À 10h30, la protection civile et le DVI (disaster victim identification) belge ont donné le premier coup de pelleteuse. "Il a fallu faire des repérages pour identifier clairement les tombes, on a commencé à creuser plus loin pour arriver à découvrir les cercueils à la verticale et repérer à quelle profondeur ils ont été ensevelis", explique Christian Decobecq.
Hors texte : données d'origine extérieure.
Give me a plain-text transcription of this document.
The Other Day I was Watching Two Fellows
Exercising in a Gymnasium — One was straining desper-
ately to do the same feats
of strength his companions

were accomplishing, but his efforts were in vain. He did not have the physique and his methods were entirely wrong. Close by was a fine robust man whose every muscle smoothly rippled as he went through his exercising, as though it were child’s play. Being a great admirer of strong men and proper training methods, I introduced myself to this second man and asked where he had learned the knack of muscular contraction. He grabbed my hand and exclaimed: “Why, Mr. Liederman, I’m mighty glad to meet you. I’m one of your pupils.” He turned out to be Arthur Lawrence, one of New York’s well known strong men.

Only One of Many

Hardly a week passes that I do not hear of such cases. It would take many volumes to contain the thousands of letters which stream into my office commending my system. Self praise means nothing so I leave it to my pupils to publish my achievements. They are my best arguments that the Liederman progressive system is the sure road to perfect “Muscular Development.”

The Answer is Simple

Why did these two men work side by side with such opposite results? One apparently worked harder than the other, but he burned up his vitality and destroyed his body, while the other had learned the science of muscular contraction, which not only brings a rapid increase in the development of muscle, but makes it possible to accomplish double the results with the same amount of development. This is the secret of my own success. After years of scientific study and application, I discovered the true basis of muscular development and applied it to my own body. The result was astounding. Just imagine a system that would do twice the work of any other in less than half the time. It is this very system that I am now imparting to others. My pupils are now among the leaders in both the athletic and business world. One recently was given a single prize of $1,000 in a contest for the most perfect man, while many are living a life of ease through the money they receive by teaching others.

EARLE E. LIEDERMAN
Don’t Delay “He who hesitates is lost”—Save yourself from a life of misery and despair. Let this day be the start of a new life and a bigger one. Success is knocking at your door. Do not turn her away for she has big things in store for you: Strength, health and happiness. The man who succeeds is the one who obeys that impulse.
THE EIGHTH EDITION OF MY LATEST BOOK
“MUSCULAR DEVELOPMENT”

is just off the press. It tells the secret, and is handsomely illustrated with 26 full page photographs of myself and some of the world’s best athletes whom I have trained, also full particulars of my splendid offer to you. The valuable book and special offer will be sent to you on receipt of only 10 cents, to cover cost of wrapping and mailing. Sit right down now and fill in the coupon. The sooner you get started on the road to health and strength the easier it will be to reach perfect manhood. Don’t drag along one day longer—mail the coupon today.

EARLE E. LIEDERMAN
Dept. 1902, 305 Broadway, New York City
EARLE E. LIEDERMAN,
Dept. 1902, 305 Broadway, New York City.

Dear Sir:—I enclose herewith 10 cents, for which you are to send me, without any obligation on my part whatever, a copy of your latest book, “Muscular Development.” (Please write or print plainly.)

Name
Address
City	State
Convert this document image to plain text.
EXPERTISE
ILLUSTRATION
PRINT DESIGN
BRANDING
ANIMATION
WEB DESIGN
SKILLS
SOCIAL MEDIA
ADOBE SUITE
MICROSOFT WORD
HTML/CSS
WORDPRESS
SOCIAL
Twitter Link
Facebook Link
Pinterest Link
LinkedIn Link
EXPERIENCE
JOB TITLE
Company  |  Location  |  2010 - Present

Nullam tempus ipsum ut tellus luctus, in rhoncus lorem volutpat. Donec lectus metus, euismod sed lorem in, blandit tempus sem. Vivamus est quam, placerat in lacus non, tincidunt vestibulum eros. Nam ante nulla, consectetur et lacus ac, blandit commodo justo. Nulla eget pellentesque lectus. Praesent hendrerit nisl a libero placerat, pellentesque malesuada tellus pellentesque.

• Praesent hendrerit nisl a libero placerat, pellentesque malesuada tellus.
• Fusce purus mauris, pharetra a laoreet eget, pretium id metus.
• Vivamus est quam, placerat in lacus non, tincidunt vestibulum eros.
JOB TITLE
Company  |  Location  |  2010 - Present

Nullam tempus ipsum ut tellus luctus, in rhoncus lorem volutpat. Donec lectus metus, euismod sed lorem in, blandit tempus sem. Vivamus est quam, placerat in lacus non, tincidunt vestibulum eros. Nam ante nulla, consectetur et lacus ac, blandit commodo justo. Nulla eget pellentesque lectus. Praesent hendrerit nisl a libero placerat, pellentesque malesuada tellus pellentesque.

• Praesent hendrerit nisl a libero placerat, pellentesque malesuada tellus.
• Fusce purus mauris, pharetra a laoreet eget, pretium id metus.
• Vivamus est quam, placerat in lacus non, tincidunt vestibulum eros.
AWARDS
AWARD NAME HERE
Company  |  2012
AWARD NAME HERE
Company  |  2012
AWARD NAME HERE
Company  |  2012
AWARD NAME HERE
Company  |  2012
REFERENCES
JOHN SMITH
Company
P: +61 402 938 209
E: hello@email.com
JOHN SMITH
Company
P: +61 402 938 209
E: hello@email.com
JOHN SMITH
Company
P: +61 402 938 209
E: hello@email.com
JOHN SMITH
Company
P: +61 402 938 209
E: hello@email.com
Ensevelis en 1956, peu après la catastrophe du Bois du Cazier qui a coûté la vie à 262 mineurs, les cercueils ne sont plus en état : le bois a disparu, il reste un sarcophage en zinc qu'il a fallu ensuite dégager manuellement, à la truelle. "On l'a retiré, et on a retrouvé des ossements", confirme le DVI. "Deux corps ont été évacués vers des pompes funèbres de Gilly, on espère retirer ce lundi un à deux corps de plus, et de les avoir tous sorti d'ici jeudi. Mais la pluie annoncée risque de ralentir le travail."

© Police fédérale - Christian Decobecq

65 ans, c'est une première pour le DVI: la cellule qui est habituée à devoir identifier des victimes de catastrophes, comme après les violentes inondations de cet été, s'est donnée un an pour essayer de savoir quel corps appartient à quelle famille. "L'identification de l'époque n'est pas celle d'aujourd'hui, ils ont notamment utilisé les objets personnels retrouvés sur les corps pour essayer de voir qui est qui. Mais on n'est pas à l'abri d'une erreur. Et une erreur, c'est en fait deux erreurs, si on a pris un corps pour un autre", ajoute encore Christian Decobecq.

Pour l'identification, ils seront entourés d'experts. "On va commencer déjà cette semaine par des examens anthropologiques, sur les ossements: le squelette sera reconstitué pour avoir des informations sur l'âge, le sexe et la stature de la personne. Dans la foulée, des examens dentaires seront faits, parce qu'il y a pour certains des données de l'époque. Il y aura aussi des examens pathologiques, par un médecin légiste, pour trouver des fractures qui seraient dans les dossiers médicaux des différentes victimes. En parallèle, il y aura aussi des prélèvements ADN qui seront faits (pour "matcher" avec celui d'une ou un descendant, NdlR). Il y aura également des examens isotopiques, qui permettent de localiser où la personne est née, il y a par exemple un Algérien qui n'a jamais été identifié, ce processus permettra de dire : tel corps vient d'Afrique, par exemple. On terminera enfin par de la reconstruction faciale, à partir des crânes, pour reconstituer les visages des victimes et tenter de les identifier par ce biais." On le voit, beaucoup d'efforts, qui impliqueront différents experts et instituts à travers toute la Belgique, pour essayer d'avoir la meilleure information possible au bout d'un an.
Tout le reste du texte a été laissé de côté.